By October of 2017 Nkosinathi publicly announced and launched his invention, AquaRenu. A pioneering water purification system making use of the home’s otherwise useless greywater, and recycling it to flush toilets, water lawns and/or small gardens and wash cars, thus helping to lessen his hometown of Cape Town’s recent drought crisis. Two months later Nkosinathi was dead. Allegedly having accidentally fallen from the balcony of his 5th floor apartment. It was ruled an accident and not suicide buoyed by his father’s claim that Nkosinathi had no known enemies, didn’t suffer depression, and was on top of the world with his invention, burgeoning business and continuing college education.

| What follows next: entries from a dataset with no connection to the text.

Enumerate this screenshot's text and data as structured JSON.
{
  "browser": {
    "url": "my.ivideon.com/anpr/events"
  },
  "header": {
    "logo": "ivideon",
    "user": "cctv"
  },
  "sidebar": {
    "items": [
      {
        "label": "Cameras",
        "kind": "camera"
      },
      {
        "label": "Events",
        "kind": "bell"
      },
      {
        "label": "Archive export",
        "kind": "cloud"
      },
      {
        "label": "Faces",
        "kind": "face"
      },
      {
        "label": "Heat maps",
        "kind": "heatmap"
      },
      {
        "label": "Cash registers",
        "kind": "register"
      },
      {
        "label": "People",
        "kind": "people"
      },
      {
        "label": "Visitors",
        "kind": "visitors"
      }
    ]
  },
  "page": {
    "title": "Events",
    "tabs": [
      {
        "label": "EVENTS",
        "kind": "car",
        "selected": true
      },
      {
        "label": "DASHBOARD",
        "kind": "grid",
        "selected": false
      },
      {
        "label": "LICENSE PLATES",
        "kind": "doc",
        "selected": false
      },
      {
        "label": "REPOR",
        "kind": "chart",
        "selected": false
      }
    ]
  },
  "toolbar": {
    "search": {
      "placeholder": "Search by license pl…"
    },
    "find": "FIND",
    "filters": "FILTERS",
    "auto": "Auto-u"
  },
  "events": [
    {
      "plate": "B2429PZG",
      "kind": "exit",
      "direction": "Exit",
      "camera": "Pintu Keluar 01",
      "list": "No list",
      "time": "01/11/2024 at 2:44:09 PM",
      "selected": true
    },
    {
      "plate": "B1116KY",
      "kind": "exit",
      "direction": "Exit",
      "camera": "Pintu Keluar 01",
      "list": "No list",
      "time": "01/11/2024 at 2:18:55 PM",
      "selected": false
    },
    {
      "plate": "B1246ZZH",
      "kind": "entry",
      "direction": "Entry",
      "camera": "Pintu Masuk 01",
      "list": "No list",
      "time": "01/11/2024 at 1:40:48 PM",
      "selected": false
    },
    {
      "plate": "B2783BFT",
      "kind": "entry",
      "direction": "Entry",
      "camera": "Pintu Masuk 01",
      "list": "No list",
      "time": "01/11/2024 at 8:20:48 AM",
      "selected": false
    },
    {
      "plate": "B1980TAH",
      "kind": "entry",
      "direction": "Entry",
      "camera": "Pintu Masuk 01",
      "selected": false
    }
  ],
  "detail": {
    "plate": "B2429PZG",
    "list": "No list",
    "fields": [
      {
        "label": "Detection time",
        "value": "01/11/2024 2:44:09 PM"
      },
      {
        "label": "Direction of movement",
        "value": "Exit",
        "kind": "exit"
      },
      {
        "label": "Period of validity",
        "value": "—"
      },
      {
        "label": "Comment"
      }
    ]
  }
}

The future was his. Yes, Baaba Nkomo. Most people would not jump to their death off a 5th story balcony, but only jump up and down in celebratory joy, and do it far away from any balcony elevated five stories above ground as humanly possible. Fast forward another two months after Nkosinathi’s untimely death to February 2018 and Western Cape Premier, Helen Zille tweeting congratulations to Retief Krige, a white industrial designer for creating Waterloo, a greywater home filtration system, much like, no, exactly like Nkosinathi Nkomo’s. Imagine that?

Family, friends and South Africans have called on Police Minister Fikile Mbalula to look deeper into this matter of Nkomo’s death. I call for the same. I call for the same from all those of those diaspora, lending prayers, spiritual support and voices of outrage towards this brother’s death being solved. Nkosinathi Nkomo, may your spirit never rest and only haunt those responsible. May it guide us towards revealing the truth. May all responsible never find peace and prosperity because we take heed to Paul Mooney’s warning that “White people don’t create. They steal.” And have been known to kill in the process. Ashé.

*ps. The Jack Daniel’s company has created a premium aged whiskey in honor and tribute to Nathan “Nearest” Green titled, Uncle Nearest 1856, 100 poof, and Uncle Nearest 1856 Silver, 90 proof. Don’t know if 90 or 100 percent of all proceeds go to the Nearest Green Foundation, or his descendants, or, better a check written, making them instant millionaires, written against future sales of the conciliatory creation, I don’t know. But as previously mentioned, you can still read all about Nathan “Nearest” Green at the Jack Daniel’s museum, and quite possibly his distillation methods at the US Patent Office. Don’t know if you’re to search under his name or some white man’s name for that either. I don’t know. But I do know it’s 2018 and white folks are still stealing: ideas, properties and lives.

 

–Bless ji Jaja is an author and playwright living in his semi-native Brooklyn, New York.